Pertanyaan mendesak dalam hidup manusia adalah: siapakah Tuhan?

Tapi manusia lebih banyak berdiskusi tentang bagaimana mereka diciptakan, "Siapa" adalah sesuatu yang jauh, yang tak terjamah, sesuatu yang liyan. Maka berduyun-duyunlah manusia membuat teori-teori canggih tentang penciptaan: teori big bang, teori bang-bang, teori bleh-bleh, atau teori bla-bla. Semenjak saat itu segala sesuatu sebaiknya dijelaskan dengan rasional dan tuhan menjadi sebuah konsep untuk sesuatu yang tidak dijangkau oleh rasionalitas.

Tapi saya tidak suka dengan hal yang demikian apalagi ketika Hollywood mulai mengonstruksi Tuhan. Tuhan menjadi sesuatu yang rasional. Tuhan adalah suara berat dengan awan-awan. Tuhan adalah pria dengan janggut putih. Mengapa juga harus tuhan-tuhan itu berbentuk laki-laki? Pernahkan Tuhan menyebut dirinya laki-laki atau perempuan? Pada Musa ia berkata dengan tegas: Aku adalah Aku. Siapakah namamu? Musa memaksa. Tuhan diam. Tuhan tak mau jadi rasional. Tuhan melampaui rasionalitas. Perjanjian Baru menyebutnya "melampaui segala akal."

Tapi Hollywood sudah membuat gambaran indah (namun menyedihkan) tentang Tuhan. Tuhan seperti gambaran pada suatu masyarakat tertentu menjelma dan berubah-ubah.
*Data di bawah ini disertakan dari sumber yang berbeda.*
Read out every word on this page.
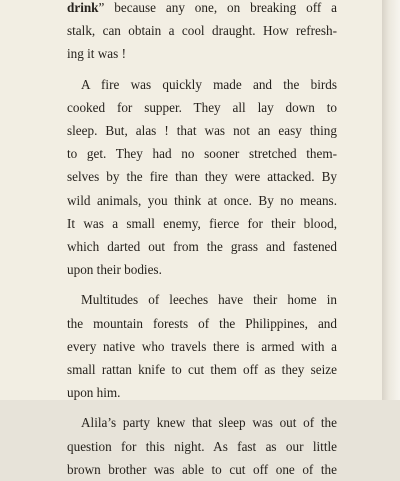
drink” because any one, on breaking off a
stalk, can obtain a cool draught. How refresh-
ing it was !
A fire was quickly made and the birds
cooked for supper. They all lay down to
sleep. But, alas ! that was not an easy thing
to get. They had no sooner stretched them-
selves by the fire than they were attacked. By
wild animals, you think at once. By no means.
It was a small enemy, fierce for their blood,
which darted out from the grass and fastened
upon their bodies.
Multitudes of leeches have their home in
the mountain forests of the Philippines, and
every native who travels there is armed with a
small rattan knife to cut them off as they seize
upon him.
Alila’s party knew that sleep was out of the
question for this night. As fast as our little
brown brother was able to cut off one of the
Lama-kelamaan ia menjadi ganteng. Ia punya otot dan six pack, sehingga anak-anak gadis akan memandang tubuh indah itu terpaku pada tiang kayu, dengan darah yang mengucur dari bilur-bilurnya, melewati badannya dan turun di antara sela-sela kakinya. Manusia tak terima jika sebenarnya yang disebut Tuhan jauh dari perkasa. Manusia tak bisa terima yang disebut "bahkan orang memalingkan wajahnya dari Dia...", atau menurut pria baik hati dari Kirene,"Ia begitu ringkih dari yang lain". 

Saya tidak menyukai tuhan yang jauh
Saya tidak menyukai tuhan yang gigantis, yang terasa sangat besar dan menakutkan
Saya tidak suka tuhan yang ada dalam kalender-kalender dan patung-patung segala zaman.
Saya tidak suka dengan tuhan yang berwajah datar, seolah-olah penderitaan manusia bisa membuatnya tidur nyenyak. 

Saya lebih senang membayangkan tuhan seperti seseorang dalam bus seperti dalam lagunya Joan Osborne. Mungkin ia adalah laki-laki dengan letak mata kiri dan kanan yang tak sejajar, ia bongkok, dan jalannya pincang. Mungkin juga ia adalah seorang gadis bertumbuh gempal dengan jerawat di wajahnya. Ia begitu merasa dirinya tak menarik sehingga tak ada satu pun anak lelaki di sekolah yang menyukainya. Mungkin ia adalah seorang nenek tua renta dengan kebaya dan jarik, yang menyambung hidup dengan berjualan kerupuk bulan 4000 perak. Mungkin ia adalah bapak tua seperti Oemar Bakrie dengan kepala lesu karena gajinya begitu sedikit sementara anaknya yang berjumlah lima orang menuntut beli iphone. 

Mungkin tuhan seperti perempuan berwajah sendu itu, yang sedang dalam perjalanan pulang. Menunggu seseorang menelponnya dan berkata, "Apa kabar?".